Lipid membrane composition and biophysical properties have substantial influences on cellular functions. Studies of environmental effects on membrane bilayers are a prerequisite for understanding membrane protein functions. Experimental measures of structural parameters like cross-sectional area/lipid of membrane bilayers are vital for molecular dynamics simulations [1,2]. We used solid-state 2H NMR spectroscopy which gives site-specific orientational order parameters of the lipid segments to study structural fluctuations and deformations of phospholipid bilayers due to osmotic stress [1]. Model lipid membrane systems (DMPC and POPC) were subjected to osmotic pressure and temperature to establish their sensitivity to environmental changes in the liquid-crystalline state.
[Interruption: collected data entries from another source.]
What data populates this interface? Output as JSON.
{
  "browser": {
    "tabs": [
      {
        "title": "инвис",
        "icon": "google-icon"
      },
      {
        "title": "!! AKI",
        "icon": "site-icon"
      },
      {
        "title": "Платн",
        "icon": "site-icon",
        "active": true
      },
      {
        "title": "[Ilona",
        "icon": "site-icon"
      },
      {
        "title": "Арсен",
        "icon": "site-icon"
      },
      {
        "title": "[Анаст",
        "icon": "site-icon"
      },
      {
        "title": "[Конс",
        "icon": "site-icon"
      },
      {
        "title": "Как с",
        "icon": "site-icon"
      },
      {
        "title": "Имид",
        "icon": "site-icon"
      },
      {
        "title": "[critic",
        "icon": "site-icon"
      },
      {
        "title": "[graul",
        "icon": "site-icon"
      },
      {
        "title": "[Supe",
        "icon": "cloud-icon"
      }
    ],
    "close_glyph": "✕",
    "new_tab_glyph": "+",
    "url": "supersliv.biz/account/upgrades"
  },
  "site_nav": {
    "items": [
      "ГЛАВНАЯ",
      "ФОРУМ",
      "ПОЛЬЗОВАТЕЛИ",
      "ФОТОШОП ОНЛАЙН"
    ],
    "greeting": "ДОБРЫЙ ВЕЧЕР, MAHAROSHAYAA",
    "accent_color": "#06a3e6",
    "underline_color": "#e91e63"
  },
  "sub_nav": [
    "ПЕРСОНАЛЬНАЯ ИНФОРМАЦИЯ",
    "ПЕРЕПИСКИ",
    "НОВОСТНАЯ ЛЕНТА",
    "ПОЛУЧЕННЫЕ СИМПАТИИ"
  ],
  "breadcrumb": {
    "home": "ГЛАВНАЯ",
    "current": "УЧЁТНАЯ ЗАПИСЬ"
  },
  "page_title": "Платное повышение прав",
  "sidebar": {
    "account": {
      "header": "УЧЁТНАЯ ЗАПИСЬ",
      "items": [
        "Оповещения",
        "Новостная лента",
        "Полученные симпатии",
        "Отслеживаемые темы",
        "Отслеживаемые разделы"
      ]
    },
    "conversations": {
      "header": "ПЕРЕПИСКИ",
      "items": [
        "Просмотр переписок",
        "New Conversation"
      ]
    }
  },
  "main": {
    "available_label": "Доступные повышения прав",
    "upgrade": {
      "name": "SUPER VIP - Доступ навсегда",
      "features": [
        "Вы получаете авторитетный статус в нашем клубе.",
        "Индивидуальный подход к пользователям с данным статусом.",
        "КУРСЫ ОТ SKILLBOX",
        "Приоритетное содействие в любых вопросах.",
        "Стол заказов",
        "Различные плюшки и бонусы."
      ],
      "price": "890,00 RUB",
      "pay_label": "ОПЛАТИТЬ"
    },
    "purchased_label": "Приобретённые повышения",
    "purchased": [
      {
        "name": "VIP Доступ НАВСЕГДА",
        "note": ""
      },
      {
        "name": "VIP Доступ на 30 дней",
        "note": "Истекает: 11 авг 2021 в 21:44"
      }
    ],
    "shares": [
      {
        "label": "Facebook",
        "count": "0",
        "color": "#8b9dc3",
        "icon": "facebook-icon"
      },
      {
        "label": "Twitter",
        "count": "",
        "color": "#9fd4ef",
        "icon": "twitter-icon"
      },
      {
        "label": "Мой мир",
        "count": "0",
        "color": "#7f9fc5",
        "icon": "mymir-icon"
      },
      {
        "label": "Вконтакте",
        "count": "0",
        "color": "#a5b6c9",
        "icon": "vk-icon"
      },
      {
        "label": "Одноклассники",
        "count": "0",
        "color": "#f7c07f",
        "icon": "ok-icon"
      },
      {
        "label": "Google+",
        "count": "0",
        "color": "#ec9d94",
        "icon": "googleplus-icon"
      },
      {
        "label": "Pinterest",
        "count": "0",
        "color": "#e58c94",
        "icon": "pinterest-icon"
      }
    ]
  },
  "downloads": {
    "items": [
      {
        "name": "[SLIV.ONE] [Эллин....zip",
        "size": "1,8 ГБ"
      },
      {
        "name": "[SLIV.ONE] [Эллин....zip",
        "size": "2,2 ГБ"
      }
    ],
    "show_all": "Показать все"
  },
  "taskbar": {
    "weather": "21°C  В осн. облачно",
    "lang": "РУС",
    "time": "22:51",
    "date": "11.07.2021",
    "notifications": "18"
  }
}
Osmotic stress was applied by addition of osmolytes (polyethylene glycol) as well as by gravimetric dehydration. We observed very large changes in segmental order parameters with the application of osmotic pressures in the biological range. The NMR order parameters represent the area/lipid and show large changes in mean-square fluctuations of the lipid structure [3,4]. Stresses from these pressures are thermodynamically equivalent because changing chemical potential when transferring water from the interlamellar space to the bulk water phase corresponds to an induced pressure, as verified experimentally [1]. By employing mean-torque analysis of the NMR observables [3] we calculated the mean area per lipid and the volumetric bilayer thickness, which change up to 20% upon introduction of osmotic stress. These 2H NMR studies [4] show striking bilayer deformation due to the application of osmotic pressure. They distinguish molecular-level force regimes associated with lipids that can play a significant role in biological processes.[1] K.J. Mallikarjunaiah et al. (2011) BJ 100, 98-107. [2] A. Leftin et al. (2011) BBA1808, 818-839. [3] H.I. Petrache et al. (2000) BJ79, 3172-3192. [4] K.J. Mallikarjunaiah et al. (2012) to be submitted to PCCP.